As apostilas distribuídas nas escolas e colégios do século XXI têm praticamente de tudo. Falam de como evitar uma DST ou uma gravidez – o que, na concepção antinatalista moderna, é quase a mesma coisa; ensinam a usar toda sorte de anticonceptivos; incentivam abertamente a prática da “masturbação”; e algumas chegam mesmo a ilustrar o ato sexual – isso quando não se recorre diretamente a materiais pornográficos para uma “aula experimental”. Criminosamente, porém, no meio de tudo isso, não se pronuncia uma palavra sequer a respeito da família. No sexo, vale tudo – exceto ter filhos. Ter sexo, de qualquer jeito – menos dentro da família. Parecem ser os lemas dos manuais produzidos pelos pedagogos e educadores contemporâneos.

Diferentemente do que muitos supõem, entretanto, nada disso é por acaso ou parte normal do “progresso” e “evolução” da sociedade. Métodos para alterar a moral sexual e remodelar o conceito de família fazem parte de uma estratégia meticulosamente traçada para manipular as consciências, reduzir o índice populacional e instaurar um governo totalitário no mundo inteiro. Para atingir tal objetivo, nada melhor do que começar com a infância [1]: assim como a cera mole pode ganhar qualquer forma que se queira imprimir-lhe, quanto mais cedo as mentes humanas recebem as ideias, tanto mais elas se arraigam e mais difícil se torna tirá-las.

É isso o que explica, por exemplo, os pedidos frenéticos de “especialistas” por uma “escola em tempo integral”. A meta é tirar as crianças do seio familiar e transferir ao Estado a responsabilidade de educá-las – algo que o governo brasileiro cunhou sob a expressão sintomática de “Pátria Educadora”. Esse projeto corresponde perfeitamente aos anseios do filósofo alemão Friedrich Engels, o qual pedia, ainda no século XIX, que a educação das crianças se tornasse “um assunto público” [2]. O comentário da feminista Kate Millett a esse respeito é revelador:

“A partir do momento em que se manifestam os primeiros poderes cognitivos da criança, seria preferível confiá-la a profissionais de ambos os sexos, que se dedicam a essa tarefa por vocação, do que deixá-la ao cuidado de pessoas preocupadas e por vezes infelizes, com pouco tempo e gosto para lhe educar o espírito. A tese radical da análise de Engels é a de que a família, tal como é hoje encarada, deve desaparecer.” [3]

Neste ponto, mais do que acusar os engenheiros sociais de sequestrar as futuras gerações e torná-las reféns de um projeto educacional absolutamente arbitrário, também seria necessário fazer um alerta aos pais.
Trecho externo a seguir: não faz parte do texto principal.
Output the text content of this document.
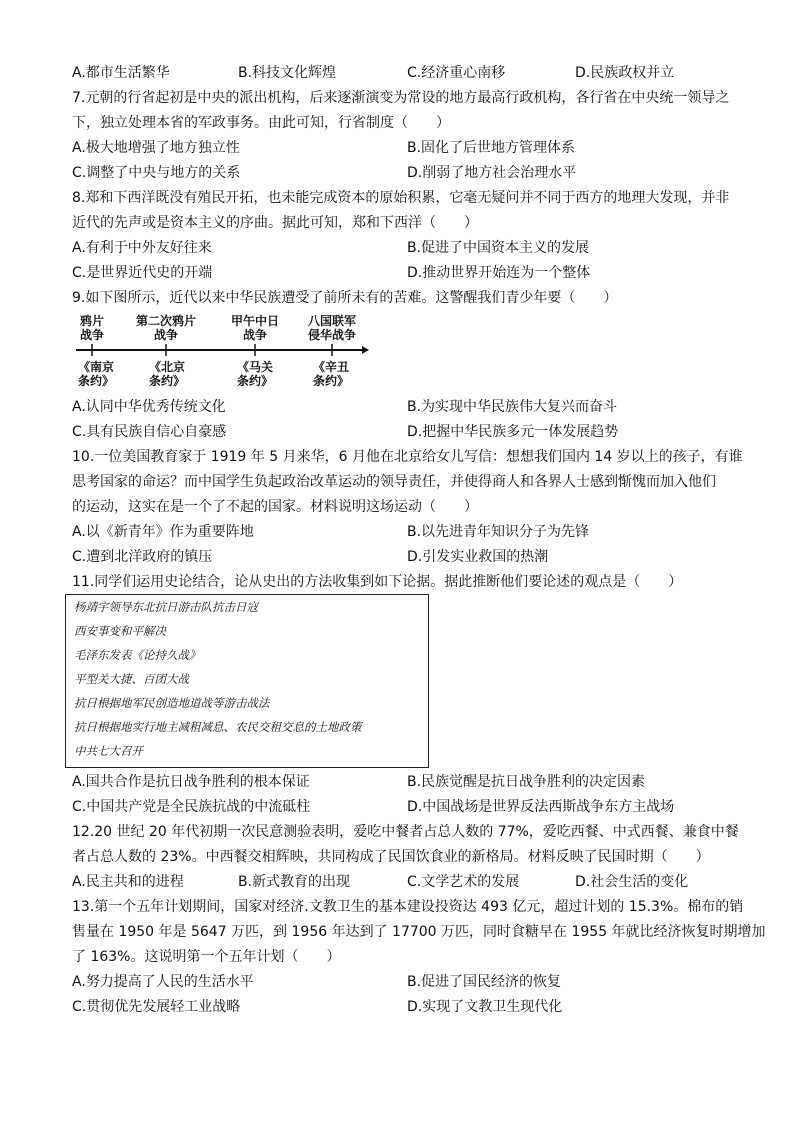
A.都市生活繁华	B.科技文化辉煌	C.经济重心南移	D.民族政权并立
7.元朝的行省起初是中央的派出机构，后来逐渐演变为常设的地方最高行政机构，各行省在中央统一领导之
下，独立处理本省的军政事务。由此可知，行省制度（　　）
A.极大地增强了地方独立性	B.固化了后世地方管理体系
C.调整了中央与地方的关系	D.削弱了地方社会治理水平
8.郑和下西洋既没有殖民开拓，也未能完成资本的原始积累，它毫无疑问并不同于西方的地理大发现，并非
近代的先声或是资本主义的序曲。据此可知，郑和下西洋（　　）
A.有利于中外友好往来	B.促进了中国资本主义的发展
C.是世界近代史的开端	D.推动世界开始连为一个整体
9.如下图所示，近代以来中华民族遭受了前所未有的苦难。这警醒我们青少年要（　　）
鸦片
战争
第二次鸦片
战争
甲午中日
战争
八国联军
侵华战争
《南京
条约》
《北京
条约》
《马关
条约》
《辛丑
条约》
A.认同中华优秀传统文化	B.为实现中华民族伟大复兴而奋斗
C.具有民族自信心自豪感	D.把握中华民族多元一体发展趋势
10.一位美国教育家于 1919 年 5 月来华，6 月他在北京给女儿写信：想想我们国内 14 岁以上的孩子，有谁
思考国家的命运？而中国学生负起政治改革运动的领导责任，并使得商人和各界人士感到惭愧而加入他们
的运动，这实在是一个了不起的国家。材料说明这场运动（　　）
A.以《新青年》作为重要阵地	B.以先进青年知识分子为先锋
C.遭到北洋政府的镇压	D.引发实业救国的热潮
11.同学们运用史论结合，论从史出的方法收集到如下论据。据此推断他们要论述的观点是（　　）
杨靖宇领导东北抗日游击队抗击日寇
西安事变和平解决
毛泽东发表《论持久战》
平型关大捷、百团大战
抗日根据地军民创造地道战等游击战法
抗日根据地实行地主减租减息、农民交租交息的土地政策
中共七大召开
A.国共合作是抗日战争胜利的根本保证	B.民族觉醒是抗日战争胜利的决定因素
C.中国共产党是全民族抗战的中流砥柱	D.中国战场是世界反法西斯战争东方主战场
12.20 世纪 20 年代初期一次民意测验表明，爱吃中餐者占总人数的 77%，爱吃西餐、中式西餐、兼食中餐
者占总人数的 23%。中西餐交相辉映，共同构成了民国饮食业的新格局。材料反映了民国时期（　　）
A.民主共和的进程	B.新式教育的出现	C.文学艺术的发展	D.社会生活的变化
13.第一个五年计划期间，国家对经济.文教卫生的基本建设投资达 493 亿元，超过计划的 15.3%。棉布的销
售量在 1950 年是 5647 万匹，到 1956 年达到了 17700 万匹，同时食糖早在 1955 年就比经济恢复时期增加
了 163%。这说明第一个五年计划（　　）
A.努力提高了人民的生活水平	B.促进了国民经济的恢复
C.贯彻优先发展轻工业战略	D.实现了文教卫生现代化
Quando muitos deles têm “pouco tempo ou gosto” para educar as crianças que eles mesmos trouxeram ao mundo – sendo, na maioria das vezes, os primeiros a engrossar os pedidos por “escolas integrais” –, o que se pode dizer, senão que eles estão deliberadamente vendendo os próprios filhos ao Estado? Sem corrigir as coisas dentro de casa – devolvendo às famílias a sua “vocação natural” de “educar os filhos” –, dificilmente se pode mudar o atual estado das coisas.

“Gênero” nas escolas

Outro exemplo de como a infância é o alvo principal dos gurus da “nova era” são os recentes debates sobre a teoria de gênero, que as prefeituras municipais têm conseguido barrar com sucesso de seus planos de educação. Apesar da aparente vitória da família brasileira nessa matéria, os ideólogos estão dispostos a tudo para levar a cabo os seus planos sórdidos – ainda que isso signifique derrubar a própria base democrática das instituições brasileiras.

Os pais não querem o “gênero” nas escolas? Não faz mal, diz a filósofa e psicanalista Viviane Mosé. “Quem dá aula é o professor”, ela afirma. “Nós não precisamos de que os vereadores decidam isso, nem nos intimidar com o que os vereadores decidem, nem esperar que os vereadores decidam, (…) eles não dizem respeito a nós. (…) Questão de gênero não precisa ter este nome em nenhum lugar para que seja discutida.”

As famílias são contra doutrinação ideológica nos colégios? Não faz mal, disse o sociólogo Richard Miskolci, durante o I Seminário Queer, realizado recentemente em São Paulo. Segundo ele, a exclusão do termo “gênero” dos PMEs não impedirá que os professores abordem o tema. “A forma geral de condução da educação exige o respeito aos direitos humanos. Isso não foi tirado dos planos e, portanto, essas discussões ocorrerão na sala de aula”.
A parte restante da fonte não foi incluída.